Why smoking is closely associated with oral health? obviously it can easily be answered, because cigarettes smoked by mouth. By easy we can see a smoker's lips look darker than the lip of a non-smoker, why?
In general, we know that there are cigarettes in Indonesia there are two types, cigarettes with filter and without filter (better known as clove cigarettes). Cigarettes without filters tend to quickly change the color of teeth on a cigarette with a filter.
Now let us follow the trail of cigarette smoke why so many organs "of the body injured. When we inhale cigarette smoke from a cigarette into the oral cavity, a few seconds with millions of cigarette smoke substances" are chemicals in the oral cavity and affects the tissues and organs that are in the oral cavity including the teeth themselves. Hot smoke that blow continuously into the oral cavity is a heat stimuli cause changes in blood flow and reduce expenses saliva. As a result of the oral cavity becomes dry and more an-aerobic (oxygen-free atmosphere) so as to provide a suitable environment for the growth of an-aerobic bacteria in plaque. By itself smokers at greater risk of disease-causing bacteria infected tissues supporting the teeth than those of smokers.
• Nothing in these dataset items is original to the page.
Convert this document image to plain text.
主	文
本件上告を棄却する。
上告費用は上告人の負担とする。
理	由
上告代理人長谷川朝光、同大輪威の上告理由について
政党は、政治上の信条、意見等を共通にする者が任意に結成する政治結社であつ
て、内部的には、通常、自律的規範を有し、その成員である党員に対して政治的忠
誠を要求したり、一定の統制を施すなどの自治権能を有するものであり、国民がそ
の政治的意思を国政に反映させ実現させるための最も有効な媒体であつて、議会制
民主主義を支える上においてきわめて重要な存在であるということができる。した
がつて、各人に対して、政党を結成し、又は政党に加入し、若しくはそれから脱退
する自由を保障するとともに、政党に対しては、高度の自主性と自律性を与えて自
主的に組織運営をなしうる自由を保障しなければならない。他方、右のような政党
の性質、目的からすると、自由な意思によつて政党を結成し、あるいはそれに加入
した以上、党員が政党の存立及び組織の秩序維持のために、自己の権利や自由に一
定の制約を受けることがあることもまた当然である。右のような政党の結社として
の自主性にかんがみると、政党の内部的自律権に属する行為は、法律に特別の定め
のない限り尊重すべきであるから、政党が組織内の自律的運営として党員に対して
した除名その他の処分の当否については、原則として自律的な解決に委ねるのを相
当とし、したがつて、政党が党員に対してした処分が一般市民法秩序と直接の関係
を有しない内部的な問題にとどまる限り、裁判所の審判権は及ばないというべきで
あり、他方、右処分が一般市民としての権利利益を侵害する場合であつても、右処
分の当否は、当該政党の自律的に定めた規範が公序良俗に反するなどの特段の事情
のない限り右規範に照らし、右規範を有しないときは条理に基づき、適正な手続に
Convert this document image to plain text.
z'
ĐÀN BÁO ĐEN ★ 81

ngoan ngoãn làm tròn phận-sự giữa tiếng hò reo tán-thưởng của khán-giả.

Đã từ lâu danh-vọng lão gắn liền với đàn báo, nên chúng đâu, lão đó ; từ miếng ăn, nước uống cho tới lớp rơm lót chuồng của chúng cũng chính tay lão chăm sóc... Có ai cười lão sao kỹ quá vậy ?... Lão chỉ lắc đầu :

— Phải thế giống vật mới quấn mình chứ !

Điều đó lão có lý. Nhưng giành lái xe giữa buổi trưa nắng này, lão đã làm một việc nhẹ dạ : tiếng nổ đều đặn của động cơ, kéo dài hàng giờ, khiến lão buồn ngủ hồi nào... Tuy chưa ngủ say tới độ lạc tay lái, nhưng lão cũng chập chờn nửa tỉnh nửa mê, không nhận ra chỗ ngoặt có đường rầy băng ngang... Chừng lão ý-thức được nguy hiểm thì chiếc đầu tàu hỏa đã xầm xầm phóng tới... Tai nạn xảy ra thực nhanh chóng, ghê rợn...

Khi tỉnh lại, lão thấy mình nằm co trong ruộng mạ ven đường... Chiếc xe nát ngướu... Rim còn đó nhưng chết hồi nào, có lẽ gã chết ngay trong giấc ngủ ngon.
Gums smokers also tend to have thickened stratum corneum. This thickened area which looks more rugged than the surrounding tissue and reduced its malleability.Narrowing of blood vessels caused by nicotine resulted in reduced blood flow in the gums thus increasing the likelihood of the onset of gum disease.
Tar in cigarette smoke also increases the chances of gingivitis, gum disease is most often caused by bacterial plaque and other factors which may cause the accumulation of plaque around the gums. Tar can be deposited on the surface of the tooth and the tooth root so that the surface becomes rough and facilitate the attachment plaque.From the difference research has been carried out plaque and tartar formation of many more in the oral cavity of smokers compared to nonsmokers. Disease is severe tooth supporting tissues, bone destruction and tooth loss tooth advocate more common in smokers than nonsmokers. In the treatment of dental tissue disease patients pendukund smokers require greater care and more. Whereas in patients with non-smokers in the same situation and simply just do standard maintenance such as cleaning of plaque and tartar.
Severity of illness arising from moderate to advanced level directly related to the number of cigarettes smoked each day how long or how many years one becomes a smoker and smoking status itself, is still smoking up to now or have been stopped.
Nicotine plays a role in starting the occurrence of tooth supporting tissue disease because nicotine can be absorbed by the soft tissues of the oral cavity including the gums through the bloodstream and the attachment of gum to the tooth surface and roots. Nicotine can be found on the surface of the tooth root and its metabolites kontinin results can be found in the liquid gum.
Some care is strongly advocated in patients benrhenti smokers to smoke for a while, during the treatment process. As patients in the pemsangan implants.
It can be concluded that losses resulting from cigarette smoking on oral health:
1. Change the color of teeth, gums and lips.
2. Caries in the faster formed.
3. The possibility of cancer in the mouth very large.
4. Clear breath smelled of cigarettes.
5. Changing the network "in the oral cavity that cause various negative impacts on the health of the mouth itself as a trigger caries.